CrowdStrike Engineering has identified and reverted a content deployment related to this issue. If you continue to experience problems, use the following workaround:
- Boot into Safe Mode or Windows Recovery Environment:
- Restart your computer and press F8 (or Shift+F8) before the Windows logo appears.
- Select "Safe Mode" or "Windows Recovery Environment."
- Navigate to CrowdStrike Directory:
- Open File Explorer and go to C:\Windows\System32\drivers\CrowdStrike.
- Delete Specific File:
- Locate the file named C-00000291*.sys and delete it.
- Boot Normally:
- Restart your computer and allow it to boot normally.

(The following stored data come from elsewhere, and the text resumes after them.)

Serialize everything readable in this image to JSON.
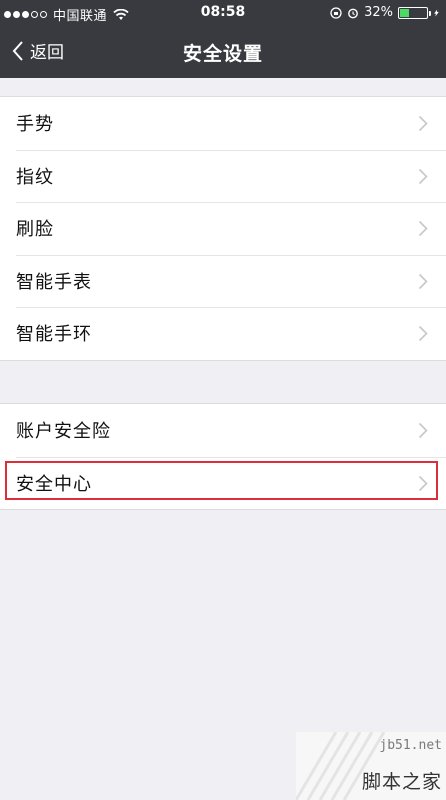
{
  "status_bar": {
    "carrier": "中国联通",
    "time": "08:58",
    "battery_percent": "32%",
    "battery_level": 0.32,
    "battery_color": "#4cd964",
    "icons": [
      "signal-dots-icon",
      "wifi-icon",
      "rotation-lock-icon",
      "alarm-icon",
      "battery-icon",
      "charging-icon"
    ]
  },
  "nav": {
    "back_label": "返回",
    "title": "安全设置",
    "background": "#393a3f"
  },
  "groups": [
    {
      "items": [
        {
          "label": "手势"
        },
        {
          "label": "指纹"
        },
        {
          "label": "刷脸"
        },
        {
          "label": "智能手表"
        },
        {
          "label": "智能手环"
        }
      ]
    },
    {
      "items": [
        {
          "label": "账户安全险"
        },
        {
          "label": "安全中心"
        }
      ]
    }
  ],
  "highlight_color": "#d9303a",
  "watermark": {
    "site": "jb51.net",
    "name": "脚本之家"
  }
}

Recovery Steps for AWS EC2 Instances
Permalink here.
If you need to recover an AWS EC2 instance affected by the update, follow these steps:
- Detach the EBS Volume: Detach the EBS volume from the impacted EC2 instance.
- Attach to New EC2 Instance: Attach the EBS volume to a new EC2 instance.

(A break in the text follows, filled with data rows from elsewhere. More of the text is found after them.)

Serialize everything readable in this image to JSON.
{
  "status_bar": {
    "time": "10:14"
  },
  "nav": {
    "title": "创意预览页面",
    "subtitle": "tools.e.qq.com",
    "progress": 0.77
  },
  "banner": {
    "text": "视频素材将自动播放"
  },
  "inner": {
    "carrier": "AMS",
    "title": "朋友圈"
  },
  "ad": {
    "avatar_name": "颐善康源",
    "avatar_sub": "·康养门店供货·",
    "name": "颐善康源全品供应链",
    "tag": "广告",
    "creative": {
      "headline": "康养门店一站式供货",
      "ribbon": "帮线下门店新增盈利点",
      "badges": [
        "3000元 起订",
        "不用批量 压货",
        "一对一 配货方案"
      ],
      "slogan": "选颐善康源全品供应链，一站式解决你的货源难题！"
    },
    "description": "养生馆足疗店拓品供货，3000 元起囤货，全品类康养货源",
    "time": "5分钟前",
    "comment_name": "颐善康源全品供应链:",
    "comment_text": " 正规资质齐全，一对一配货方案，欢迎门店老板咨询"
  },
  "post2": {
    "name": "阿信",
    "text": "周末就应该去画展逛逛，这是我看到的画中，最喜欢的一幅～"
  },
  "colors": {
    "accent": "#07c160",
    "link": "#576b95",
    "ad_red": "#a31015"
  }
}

- Fix CrowdStrike Driver Folder: Navigate to the CrowdStrike driver folder and make necessary repairs.
- Detach EBS Volume: Detach the EBS volume from the new EC2 instance.
- Reattach EBS Volume: Attach the EBS volume back to the original impacted EC2 instance.
If you have Nutanix (or a similar encryption-in-place VM)
Permalink here
- Mount the VirtIO ISO
- Run command prompt
- Run this command pnputil /add-driver "D:\Windows Server 2019\x64\*.inf" /install
- Delete the C-00000291*.sys file
Amazon AWS Recommended Fix
Permalink here
AWS has posted a list of manual mitigations for the issue.
High-level fix
Permalink here
A Reddit user recommends a procedure that can be applied high level for all cloud providers.
In short:
- Detach affected OS disk
- Attach affected OS disk as DATA disk to a new VM instance
- Apply workaround
- Detach DATA disk (which is your affected OS disk) from the newly created VM instance
- Attach the affected OS disk which has been fixed to the faulty VM instance
- Boot the instance
- Rinse and repeat.
Obviously, this can be automated to some extent, but with so many people doing the same calls to the resource provider APIs, expect slowness and also failures, so you need patience.
Ongoing Monitoring
We are actively monitoring the situation and will update this article with any new fixes or workarounds as they become available.